Es war der 24. Januar 1945: Am Flensburger Bahnhof trafen Flüchtlinge ein. Hauptsächlich Frauen und Kinder, eine überschaubare Gruppe. Sie kamen aus dem „Warthegau“, einer Region, die erst seit 1939 unter deutscher Kontrolle gestanden hatte. Nach dem Einmarsch der deutschen Truppen in Polen wurde die angestammte Bevölkerung vertrieben oder deportiert und Deutsche aus dem Baltikum angesiedelt, um die Ostgebiete in einen „deutschen Kulturraum“ – so der Nazi-Jargon – zu verwandeln. Nun aber mussten die erst vor wenigen Jahren angesiedelten Menschen flüchten – vor der Roten Armee. Und einige der „Rückgeführten“ landeten in Flensburg. Aber nur vorübergehend, so die offiziellen Stellungnahmen: „Die Volksgemeinschaft wird für die aus dem Osten kommenden Frauen und Männer einstehen, bis sie nach Hause zurückkehren können.“

In diesen Tagen kannte der Flüchtlingsstrom aber nur eine Richtung: Am 2. Februar registrierte Flensburg den bisher größten Transport.

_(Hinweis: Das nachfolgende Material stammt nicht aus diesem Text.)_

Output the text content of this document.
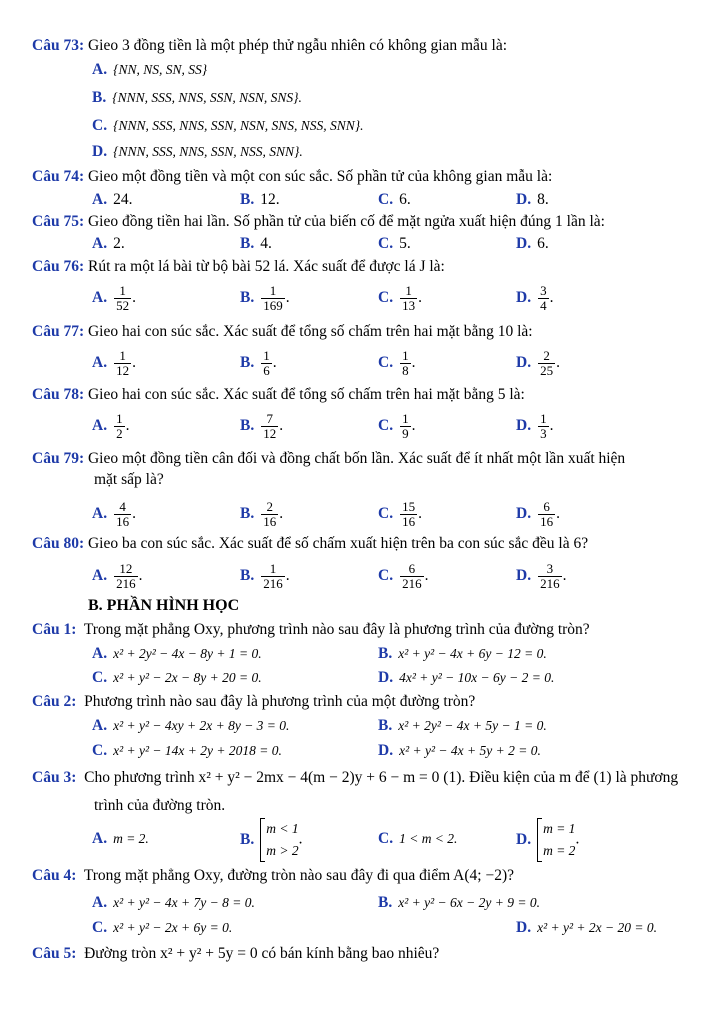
Câu 73: Gieo 3 đồng tiền là một phép thử ngẫu nhiên có không gian mẫu là:
A. {NN, NS, SN, SS}
B. {NNN, SSS, NNS, SSN, NSN, SNS}.
C. {NNN, SSS, NNS, SSN, NSN, SNS, NSS, SNN}.
D. {NNN, SSS, NNS, SSN, NSS, SNN}.
Câu 74: Gieo một đồng tiền và một con súc sắc. Số phần tử của không gian mẫu là:
A. 24.	B. 12.	C. 6.	D. 8.
Câu 75: Gieo đồng tiền hai lần. Số phần tử của biến cố để mặt ngửa xuất hiện đúng 1 lần là:
A. 2.	B. 4.	C. 5.	D. 6.
Câu 76: Rút ra một lá bài từ bộ bài 52 lá. Xác suất để được lá J là:
A. $\frac{1}{52}$ .	B. $\frac{1}{169}$ .	C. $\frac{1}{13}$ .	D. $\frac{3}{4}$ .
Câu 77: Gieo hai con súc sắc. Xác suất để tổng số chấm trên hai mặt bằng 10 là:
A. $\frac{1}{12}$ .	B. $\frac{1}{6}$ .	C. $\frac{1}{8}$ .	D. $\frac{2}{25}$ .
Câu 78: Gieo hai con súc sắc. Xác suất để tổng số chấm trên hai mặt bằng 5 là:
A. $\frac{1}{2}$ .	B. $\frac{7}{12}$ .	C. $\frac{1}{9}$ .	D. $\frac{1}{3}$ .
Câu 79: Gieo một đồng tiền cân đối và đồng chất bốn lần. Xác suất để ít nhất một lần xuất hiện
mặt sấp là?
A. $\frac{4}{16}$ .	B. $\frac{2}{16}$ .	C. $\frac{15}{16}$ .	D. $\frac{6}{16}$ .
Câu 80: Gieo ba con súc sắc. Xác suất để số chấm xuất hiện trên ba con súc sắc đều là 6?
A. $\frac{12}{216}$ .	B. $\frac{1}{216}$ .	C. $\frac{6}{216}$ .	D. $\frac{3}{216}$ .
B. PHẦN HÌNH HỌC
Câu 1: Trong mặt phẳng Oxy, phương trình nào sau đây là phương trình của đường tròn?
A. x² + 2y² − 4x − 8y + 1 = 0.	B. x² + y² − 4x + 6y − 12 = 0.
C. x² + y² − 2x − 8y + 20 = 0.	D. 4x² + y² − 10x − 6y − 2 = 0.
Câu 2: Phương trình nào sau đây là phương trình của một đường tròn?
A. x² + y² − 4xy + 2x + 8y − 3 = 0.	B. x² + 2y² − 4x + 5y − 1 = 0.
C. x² + y² − 14x + 2y + 2018 = 0.	D. x² + y² − 4x + 5y + 2 = 0.
Câu 3: Cho phương trình x² + y² − 2mx − 4(m − 2)y + 6 − m = 0 (1). Điều kiện của m để (1) là phương
trình của đường tròn.
A. m = 2.	B.
m < 1
m > 2
.	C. 1 < m < 2.	D.
m = 1
m = 2
.
Câu 4: Trong mặt phẳng Oxy, đường tròn nào sau đây đi qua điểm A(4; −2)?
A. x² + y² − 4x + 7y − 8 = 0.	B. x² + y² − 6x − 2y + 9 = 0.
C. x² + y² − 2x + 6y = 0.	D. x² + y² + 2x − 20 = 0.
Câu 5: Đường tròn x² + y² + 5y = 0 có bán kính bằng bao nhiêu?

Und in den nächsten Tagen kamen immer mehr Menschen, jetzt nicht mehr nur aus dem „Warthegau“, sondern auch aus Schlesien, Ostpreußen, Pommern, Estland und Lettland. Die Züge waren überfüllt, im Hafen liefen Dampfer ein, andere marschierten zu Fuß oder mit einem Wagen. Die amtliche Statistik hatte mit Jahresbeginn 1945 für Flensburg exakt 67.464 Einwohner gezählt. Eine Zahl, die binnen weniger Monate nur noch Makulatur war.

Die Kriegslage

Auf breiter Front näherte sich das sowjetische Militär und war inzwischen in das Deutsche Reich eingedrungen, das in den Jahren zuvor einen bösen Vernichtungskrieg in den Tiefen Russlands geführt hatte. Nun flüchteten die Menschen aus Angst vor Vergeltung – mit nur wenig Hab und Gut. Und bei eisiger Witterung unter strapaziösen und gefährlichen Bedingungen. Am 30. Januar 1945 stach in Gotenhafen (Gdynia) die „Wilhelm Gustloff“ in See. Sie wurde von einem sowjetischen U-Boot für ein Kriegsschiff gehalten und torpediert. Der Passagierdampfer sank, mehrere tausend Menschen starben.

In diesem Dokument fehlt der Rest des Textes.